Sonntagsdemonstrationen, Volksbegehren, offene Briefe: Warum politische Beteiligung mehr ist, als alle fünf Jahre einen Zettel in eine Urne zu werfen und wieso das für eine lebendige Demokratie so wichtig ist, wurde beim Gesellschaftspolitischen Stammtisch im Kolpinghaus Dornbirn diskutiert.

„Sobald nach den Fremden getreten wird, bröckelt eine Demokratie.“ Dieser Gedanke seiner einstigen Geschichtslehrerin habe sich ihm eingebrannt, erklärt Klaus Begle. Er ist ein Grund, weshalb der Psychiater und Psychotherapeut die Vorarlberger „Sonntagsdemonstrationen“ mitinitiiert hat - die wiederum der Grund dafür sind, dass sich der Gesellschaftspolitische Stammtisch des EthikCenters der Katholischen Kirche Vorarlberg Montagabend eine ganz ähnliche Frage stellt: „Stirbt die Demokratie?“

Großes Interesse

Wenn man seinen Blick durchs Publikum schweifen lässt - ins Kolpinghaus in Dornbirn sind so viele gekommen, dass manche mit den Fensterbänken oder einem Stehplatz an der Wand Vorlieb nehmen müssen -, könnte man sie schon vor Beginn des Abends beantworten: Nein - unsere Demokratie ist quicklebendig! Allerdings muss angemerkt werden, dass die Jugendlichen in diesem Raum fehlten. Ein Gesicht unter 40 Jahren war kaum im Saal anzutreffen, wie Moderator Thomas Matt auch anmerkte.

Fallstricke

Dass es vielleicht nicht ganz so einfach ist, macht Hauptreferent Peter Filzmaier klar. Der Politikwissenschaftler zeigt nicht nur, wo die Fallstricke in allzu lässigen Definitionen von Begriffen wie Politik, Demokratie und politischer Kultur lauern, sondern auch, wie man mit ähnlich simplen Fragestellungen ganze Initiativen zerlegen kann. „Was ist das (messbare) Ziel, was sind die Zielgruppen und was sind die richtigen Kommunikationskanäle?“ will er etwa mit Blick auf vergangene Volksbegehren wissen.
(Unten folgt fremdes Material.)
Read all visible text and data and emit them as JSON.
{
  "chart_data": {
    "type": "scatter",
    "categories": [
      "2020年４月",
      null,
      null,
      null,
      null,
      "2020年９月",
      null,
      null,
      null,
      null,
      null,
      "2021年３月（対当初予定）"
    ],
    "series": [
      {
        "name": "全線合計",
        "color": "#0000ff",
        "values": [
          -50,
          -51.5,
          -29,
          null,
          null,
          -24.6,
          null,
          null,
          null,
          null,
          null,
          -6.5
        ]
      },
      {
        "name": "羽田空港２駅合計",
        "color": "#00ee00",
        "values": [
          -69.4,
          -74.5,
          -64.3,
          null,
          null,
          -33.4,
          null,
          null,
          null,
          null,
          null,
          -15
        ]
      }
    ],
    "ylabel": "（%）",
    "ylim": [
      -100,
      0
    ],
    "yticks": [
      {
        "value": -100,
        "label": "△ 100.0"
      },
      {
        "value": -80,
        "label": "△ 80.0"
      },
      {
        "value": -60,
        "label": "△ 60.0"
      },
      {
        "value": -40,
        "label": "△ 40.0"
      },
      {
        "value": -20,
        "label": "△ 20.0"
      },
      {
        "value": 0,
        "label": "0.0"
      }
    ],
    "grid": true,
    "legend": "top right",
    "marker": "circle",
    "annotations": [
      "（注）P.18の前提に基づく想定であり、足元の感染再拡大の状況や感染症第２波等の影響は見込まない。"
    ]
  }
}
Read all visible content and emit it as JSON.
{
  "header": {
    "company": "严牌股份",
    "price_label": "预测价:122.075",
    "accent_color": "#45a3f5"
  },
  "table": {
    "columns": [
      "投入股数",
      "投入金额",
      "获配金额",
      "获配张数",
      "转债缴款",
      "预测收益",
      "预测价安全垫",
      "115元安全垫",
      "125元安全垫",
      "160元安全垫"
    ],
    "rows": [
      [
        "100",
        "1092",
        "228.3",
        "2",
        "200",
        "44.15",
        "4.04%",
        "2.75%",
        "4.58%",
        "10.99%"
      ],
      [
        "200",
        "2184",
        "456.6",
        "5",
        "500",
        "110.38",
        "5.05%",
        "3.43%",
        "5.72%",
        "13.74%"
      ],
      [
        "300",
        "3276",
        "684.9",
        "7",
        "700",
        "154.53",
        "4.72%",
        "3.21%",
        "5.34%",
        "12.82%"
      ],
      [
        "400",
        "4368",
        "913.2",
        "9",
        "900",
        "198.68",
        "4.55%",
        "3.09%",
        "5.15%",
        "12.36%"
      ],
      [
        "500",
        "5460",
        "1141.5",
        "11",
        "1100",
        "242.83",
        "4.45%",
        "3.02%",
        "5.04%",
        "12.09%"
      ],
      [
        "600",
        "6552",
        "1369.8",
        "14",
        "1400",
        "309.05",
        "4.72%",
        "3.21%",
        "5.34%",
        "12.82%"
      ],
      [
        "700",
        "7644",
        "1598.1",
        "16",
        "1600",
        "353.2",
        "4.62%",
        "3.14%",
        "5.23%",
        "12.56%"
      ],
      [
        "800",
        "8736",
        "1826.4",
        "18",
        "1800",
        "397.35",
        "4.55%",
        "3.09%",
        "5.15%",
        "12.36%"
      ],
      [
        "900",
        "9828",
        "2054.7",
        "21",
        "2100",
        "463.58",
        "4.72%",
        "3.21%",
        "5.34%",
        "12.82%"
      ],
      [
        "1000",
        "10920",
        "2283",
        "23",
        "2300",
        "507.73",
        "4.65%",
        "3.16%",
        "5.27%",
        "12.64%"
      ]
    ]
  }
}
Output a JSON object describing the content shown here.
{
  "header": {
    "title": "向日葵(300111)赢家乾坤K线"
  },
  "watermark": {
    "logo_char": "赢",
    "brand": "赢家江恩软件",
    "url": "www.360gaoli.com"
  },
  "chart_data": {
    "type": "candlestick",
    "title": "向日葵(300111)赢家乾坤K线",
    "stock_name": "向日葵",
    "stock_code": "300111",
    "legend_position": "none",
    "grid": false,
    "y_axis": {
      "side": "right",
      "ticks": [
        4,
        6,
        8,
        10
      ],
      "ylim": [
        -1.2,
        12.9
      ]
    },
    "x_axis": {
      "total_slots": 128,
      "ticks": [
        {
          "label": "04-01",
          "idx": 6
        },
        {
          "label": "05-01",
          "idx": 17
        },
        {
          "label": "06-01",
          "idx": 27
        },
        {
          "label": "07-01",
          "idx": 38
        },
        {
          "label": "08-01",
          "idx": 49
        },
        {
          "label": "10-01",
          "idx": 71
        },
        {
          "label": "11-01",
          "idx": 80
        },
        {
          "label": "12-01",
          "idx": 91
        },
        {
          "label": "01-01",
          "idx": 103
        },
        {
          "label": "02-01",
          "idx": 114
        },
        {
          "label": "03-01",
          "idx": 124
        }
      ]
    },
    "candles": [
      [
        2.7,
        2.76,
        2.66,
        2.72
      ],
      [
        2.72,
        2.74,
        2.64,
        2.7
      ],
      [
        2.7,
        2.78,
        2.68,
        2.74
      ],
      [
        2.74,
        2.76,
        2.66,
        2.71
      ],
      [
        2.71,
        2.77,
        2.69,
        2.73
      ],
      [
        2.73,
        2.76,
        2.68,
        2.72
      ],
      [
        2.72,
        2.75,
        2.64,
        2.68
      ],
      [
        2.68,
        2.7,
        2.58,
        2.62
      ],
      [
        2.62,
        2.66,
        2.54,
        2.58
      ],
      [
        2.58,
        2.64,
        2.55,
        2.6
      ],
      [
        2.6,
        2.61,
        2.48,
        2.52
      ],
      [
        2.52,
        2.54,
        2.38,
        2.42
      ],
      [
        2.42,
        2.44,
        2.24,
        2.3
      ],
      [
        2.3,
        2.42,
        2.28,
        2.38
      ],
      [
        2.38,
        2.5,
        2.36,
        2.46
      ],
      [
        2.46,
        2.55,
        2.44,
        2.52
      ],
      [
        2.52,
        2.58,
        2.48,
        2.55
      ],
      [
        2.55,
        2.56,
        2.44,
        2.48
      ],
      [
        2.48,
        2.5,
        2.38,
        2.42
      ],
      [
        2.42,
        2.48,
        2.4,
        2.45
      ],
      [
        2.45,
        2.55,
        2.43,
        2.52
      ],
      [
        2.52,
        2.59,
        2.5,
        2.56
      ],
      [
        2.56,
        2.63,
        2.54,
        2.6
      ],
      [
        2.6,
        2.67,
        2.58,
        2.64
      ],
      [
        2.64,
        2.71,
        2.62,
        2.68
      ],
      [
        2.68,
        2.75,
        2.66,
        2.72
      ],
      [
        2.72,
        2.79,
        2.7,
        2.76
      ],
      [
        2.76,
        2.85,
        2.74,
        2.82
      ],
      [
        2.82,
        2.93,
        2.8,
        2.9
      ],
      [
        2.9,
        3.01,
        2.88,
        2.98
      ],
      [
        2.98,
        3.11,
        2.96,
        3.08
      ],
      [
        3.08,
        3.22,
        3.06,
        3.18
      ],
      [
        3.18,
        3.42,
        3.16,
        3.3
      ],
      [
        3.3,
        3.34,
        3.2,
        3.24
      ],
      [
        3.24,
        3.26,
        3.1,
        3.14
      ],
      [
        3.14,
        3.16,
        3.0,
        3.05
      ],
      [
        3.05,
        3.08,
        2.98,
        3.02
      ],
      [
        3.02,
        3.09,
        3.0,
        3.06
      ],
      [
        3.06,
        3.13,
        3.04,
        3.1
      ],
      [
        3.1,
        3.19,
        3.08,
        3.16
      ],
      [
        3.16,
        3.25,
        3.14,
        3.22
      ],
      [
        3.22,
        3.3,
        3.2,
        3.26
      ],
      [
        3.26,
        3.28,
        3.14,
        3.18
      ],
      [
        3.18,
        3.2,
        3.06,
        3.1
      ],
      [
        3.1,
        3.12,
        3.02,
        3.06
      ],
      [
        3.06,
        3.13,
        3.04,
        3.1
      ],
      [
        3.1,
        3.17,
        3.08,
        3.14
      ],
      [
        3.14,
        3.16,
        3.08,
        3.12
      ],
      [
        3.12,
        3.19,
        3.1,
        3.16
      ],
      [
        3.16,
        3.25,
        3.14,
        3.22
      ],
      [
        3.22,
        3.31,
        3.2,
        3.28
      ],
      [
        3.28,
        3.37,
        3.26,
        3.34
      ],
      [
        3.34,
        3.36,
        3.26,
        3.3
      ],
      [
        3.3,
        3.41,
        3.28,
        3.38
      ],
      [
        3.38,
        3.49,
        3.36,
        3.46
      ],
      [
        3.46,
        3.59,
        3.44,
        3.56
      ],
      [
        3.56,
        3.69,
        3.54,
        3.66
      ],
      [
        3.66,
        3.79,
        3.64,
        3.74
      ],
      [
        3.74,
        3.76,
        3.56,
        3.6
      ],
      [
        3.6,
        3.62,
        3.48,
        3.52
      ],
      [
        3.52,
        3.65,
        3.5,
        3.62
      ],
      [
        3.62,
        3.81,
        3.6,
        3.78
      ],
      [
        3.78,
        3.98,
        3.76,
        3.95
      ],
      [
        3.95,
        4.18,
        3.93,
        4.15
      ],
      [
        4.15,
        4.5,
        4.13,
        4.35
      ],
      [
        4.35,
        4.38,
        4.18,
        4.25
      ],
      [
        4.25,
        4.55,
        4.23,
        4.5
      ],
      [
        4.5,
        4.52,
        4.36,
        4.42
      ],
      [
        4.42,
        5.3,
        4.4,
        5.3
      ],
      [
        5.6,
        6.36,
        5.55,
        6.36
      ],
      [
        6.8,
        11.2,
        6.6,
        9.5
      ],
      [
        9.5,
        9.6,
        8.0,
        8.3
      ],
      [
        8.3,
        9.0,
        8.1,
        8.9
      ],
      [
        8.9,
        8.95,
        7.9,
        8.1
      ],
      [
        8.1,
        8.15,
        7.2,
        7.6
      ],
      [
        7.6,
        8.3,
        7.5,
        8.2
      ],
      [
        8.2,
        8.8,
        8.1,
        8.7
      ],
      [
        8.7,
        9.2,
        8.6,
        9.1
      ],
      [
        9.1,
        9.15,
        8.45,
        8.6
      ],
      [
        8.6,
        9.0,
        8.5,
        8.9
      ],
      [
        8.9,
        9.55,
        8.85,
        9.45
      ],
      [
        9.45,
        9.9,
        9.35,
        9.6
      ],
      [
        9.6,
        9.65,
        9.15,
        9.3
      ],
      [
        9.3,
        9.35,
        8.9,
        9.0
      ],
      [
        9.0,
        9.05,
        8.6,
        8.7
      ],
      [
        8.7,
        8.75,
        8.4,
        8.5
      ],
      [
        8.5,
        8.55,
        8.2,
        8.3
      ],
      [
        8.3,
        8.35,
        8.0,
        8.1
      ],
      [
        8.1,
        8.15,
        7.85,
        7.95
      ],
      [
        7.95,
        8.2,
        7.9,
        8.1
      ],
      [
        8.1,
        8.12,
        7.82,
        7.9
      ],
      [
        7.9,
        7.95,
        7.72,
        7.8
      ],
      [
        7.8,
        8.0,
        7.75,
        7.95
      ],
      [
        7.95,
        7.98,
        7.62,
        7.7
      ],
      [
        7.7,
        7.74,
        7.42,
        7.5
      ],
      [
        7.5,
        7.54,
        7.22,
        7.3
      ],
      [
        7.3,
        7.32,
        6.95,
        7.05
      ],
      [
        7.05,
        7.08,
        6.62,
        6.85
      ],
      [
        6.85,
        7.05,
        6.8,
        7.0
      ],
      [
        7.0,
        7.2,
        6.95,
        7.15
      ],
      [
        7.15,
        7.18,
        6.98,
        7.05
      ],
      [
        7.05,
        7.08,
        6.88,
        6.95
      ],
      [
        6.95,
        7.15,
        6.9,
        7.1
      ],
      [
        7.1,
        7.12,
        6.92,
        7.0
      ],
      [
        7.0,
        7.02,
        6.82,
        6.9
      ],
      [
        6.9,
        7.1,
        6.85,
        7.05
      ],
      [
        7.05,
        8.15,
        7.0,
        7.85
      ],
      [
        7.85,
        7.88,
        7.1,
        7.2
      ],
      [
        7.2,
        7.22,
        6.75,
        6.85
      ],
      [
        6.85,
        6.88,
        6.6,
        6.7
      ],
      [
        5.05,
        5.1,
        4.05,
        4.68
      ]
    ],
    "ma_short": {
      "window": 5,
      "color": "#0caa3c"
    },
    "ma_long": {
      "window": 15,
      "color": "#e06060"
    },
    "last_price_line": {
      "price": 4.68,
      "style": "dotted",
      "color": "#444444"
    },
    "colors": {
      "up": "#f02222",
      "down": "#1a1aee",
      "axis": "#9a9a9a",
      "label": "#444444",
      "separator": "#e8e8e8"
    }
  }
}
Bei der Rauchfrei-Kampagne sei die Sache eindeutig - beim Frauenvolksbegehren leider nicht. Und auch die Sonntagsdemonstrationen müssen sich als „Lehrlingsbeispiel“ diese Fragen gefallen lassen - zusammen mit dem Hinweis, dass beispielsweise in Wien nicht viel vom Vorarlberger Furor zu spüren ist.

Kritischer Blick

Filzmaier tut das nicht, weil er die Demonstrierenden demoralisieren will - im Gegenteil: Er, dem man hier mit so viel Respekt begegnet, zeigt sich tief beeindruckt von der Entschlossenheit der Vorarlberger/innen. Allerdings weiß er, der unzählige politische Initiativen unter die wissenschaftliche Lupe genommen hat, eben auch um (Miss-)Erfolgsfaktoren und will die Engagierten vor vermeidbaren Fehlern bewahren.

Jugend und Demokratie

Pflichtschulinspektorin Judith Sauerwein betonte, dass in der Schule viel Wert  auf das Unterrichtsprinzip "Politische Bildung" gelegt wird. Auch die gelebte Demokratie an der Schule, bei der sich Schüler/innen als Klassen- und Schulsprecher/innen einbringen können, ist für sie immens wichtig. Auf eine Frage aus dem Publikum, wie die Schule mit den neuen Medien umgehe und wie Medienkompetenz ausschauen könne antwortete Sauerwein, dass es zugegebenermaßen sehr schwierig sei, Medienkompetenz zu vermitteln. Wenn sich Jugendliche vermehrt in den sozialen Medien politisch informieren (oft ohne die Quellen zu prüfen) und klassischer Journalismus selten gelesen oder gehört wird, dann kann auch die politische Bildung brökeln.

Viele Ideen

Am Podium stellen sich neben Filzmaier und Begle auch  Armin Amann, Obmann des Vereins „mehr-demokratie! vorarlberg“, den Wortbeiträgen des Publikums. Während sich  Christian Hörl als einstiger Politiker für einen besseren Mix aus verschiedenen Demokratiemodellen stark macht, wünscht sich der Dornbirner Mittelschullehrer Johannes Spies entsprechend spezialisierte Fachkräfte für die politische Bildung an Schulen. Darüber, dass demokratiepolitische Privilegien wie Wahlen und das Recht auf Demonstration unbedingt genutzt werden wollen, herrscht Einigkeit.